Le discours devient différent quand l'interview est reprise par L'Osservatore Romano, qui, jusqu'à preuve du contraire, est le journal officieux du Saint-Siège. Pour l'amour de Dieu, là encore, aussi longtemps que le pape se contente de dire que les inégalités sont le pire des maux qui existent dans le monde, de mon point de vue, ce n'est pas un gros problème: il s'agit d'opinions personnelles sur lesquelles on peut être plus ou moins d'accord. Peut-être quelqu'un pourrait-il faire remarquer - comme cela a été le cas - que venant d'un leader religieux, on attendrait une analyse plus religieuse et moins sociologique de la réalité (le pire des maux, autrefois, n'était-il pas le péché?); mais, je le répète, on peut en discuter. De la même façon, l'affirmation que «ce sont les communistes qui pensent comme les chrétiens» ne me crée pas de problèmes excessifs: c'est là encore une affirmation douteuse autant que vous voulez, mais malgré tout une formule avec un fond de vérité.

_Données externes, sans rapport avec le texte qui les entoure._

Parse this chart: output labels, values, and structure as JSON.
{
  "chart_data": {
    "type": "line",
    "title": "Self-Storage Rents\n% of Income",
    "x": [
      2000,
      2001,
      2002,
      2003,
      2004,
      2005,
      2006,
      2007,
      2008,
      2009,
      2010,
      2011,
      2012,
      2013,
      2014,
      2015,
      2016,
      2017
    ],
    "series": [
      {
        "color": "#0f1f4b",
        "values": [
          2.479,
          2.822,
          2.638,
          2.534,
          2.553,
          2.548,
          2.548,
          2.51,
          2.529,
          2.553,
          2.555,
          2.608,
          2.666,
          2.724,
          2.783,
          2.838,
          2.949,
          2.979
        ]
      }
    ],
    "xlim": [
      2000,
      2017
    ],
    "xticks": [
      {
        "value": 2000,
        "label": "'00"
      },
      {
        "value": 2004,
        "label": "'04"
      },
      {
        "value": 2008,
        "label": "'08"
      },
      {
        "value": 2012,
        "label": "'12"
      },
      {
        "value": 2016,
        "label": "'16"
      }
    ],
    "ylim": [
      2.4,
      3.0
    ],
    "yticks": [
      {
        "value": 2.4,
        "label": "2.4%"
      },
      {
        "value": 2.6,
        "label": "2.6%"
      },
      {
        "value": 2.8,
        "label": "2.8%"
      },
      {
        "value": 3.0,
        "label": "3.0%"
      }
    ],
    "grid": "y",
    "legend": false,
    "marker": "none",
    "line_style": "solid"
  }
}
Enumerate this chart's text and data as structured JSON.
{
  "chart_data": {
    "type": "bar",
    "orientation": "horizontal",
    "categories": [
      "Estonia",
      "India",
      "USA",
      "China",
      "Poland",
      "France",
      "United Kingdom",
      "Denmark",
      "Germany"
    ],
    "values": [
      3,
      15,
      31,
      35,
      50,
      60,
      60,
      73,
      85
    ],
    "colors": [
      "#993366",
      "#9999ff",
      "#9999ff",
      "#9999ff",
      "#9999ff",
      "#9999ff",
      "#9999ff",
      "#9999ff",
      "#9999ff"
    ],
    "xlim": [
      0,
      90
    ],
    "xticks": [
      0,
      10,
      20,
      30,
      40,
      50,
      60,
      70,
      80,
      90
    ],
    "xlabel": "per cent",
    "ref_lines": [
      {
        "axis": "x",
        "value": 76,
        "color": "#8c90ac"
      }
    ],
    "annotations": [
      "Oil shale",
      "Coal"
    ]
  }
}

Mais quand ON (?) affirme que «le Christ a parlé d'une société où c'est aux pauvres, aux faibles, aux exclus de décider», nous passons du plan du discutable à celui de la mystification. Soyons clair, je ne crois pas un seul instant que le pape François ait pu faire une telle déclaration (ndt: précaution rhétorique du P. Scalese?): quiconque, même un enfant du catéchisme avec un minimum de connaissances de l'Évangile, sait que Jésus n'a jamais dit de telles absurdités. Il n'y a que ceux qui n'ont jamais lu l'Evangile et ont la présomption de le connaître par ouï-dire qui pourraient penser une telle chose. Il est donc évident que dans ce cas (mais on pourrait tirer la même conclusion pour l'ensemble de l'"interview"), il s'agit de mots mis dans la bouche du pape Bergoglio par Eugenio Scalfari.
Luis Badilla, directeur de Il Sismografo, l'a souligné à juste titre:

La rencontre entre le Saint-Père et le fondateur du quotidien aurait duré environ 40 minutes et la conversation (7 novembre), comme dans le cas des premières interviews (des 1er Octobre 2013 et 13 Juillet 2014), n'a pas été enregistrée; c'est donc une conversation sans support. Il n'y a même pas d'interview dans les règles de l'art, avec questions et réponses. Le journaliste n'a pas demandé formellement une interview. Il a demandé une rencontre personnelle.
Eugenio Scalfari aurait à nouveau construit "l'interview", en utilisant la technique des questions/réponses, mais en se basant sur sa mémoire et ses connaissances et, bien entendu, pas sur le contenu enregistré. Cela apparaît très clairement dans des citations entre guillemets du pape qui ne font pas partie de sa langue et bien sûr de sa formation théologique, en particulier quand il est fait référence aux paroles de Jésus.


Mais alors, si tout cela est vrai, on se demande: pourquoi reprendre cette pseudo-interview sur L'Osservatore Romano ? Je suis convaincu que le journal du Saint-Siège ne prendrait jamais l'initiative de publier un texte de cette nature. Mais alors je me demande: ne se rend-on pas compte qu'en autorisant une telle chose, quel que soit le responsable, on fait dire au pape une énormité?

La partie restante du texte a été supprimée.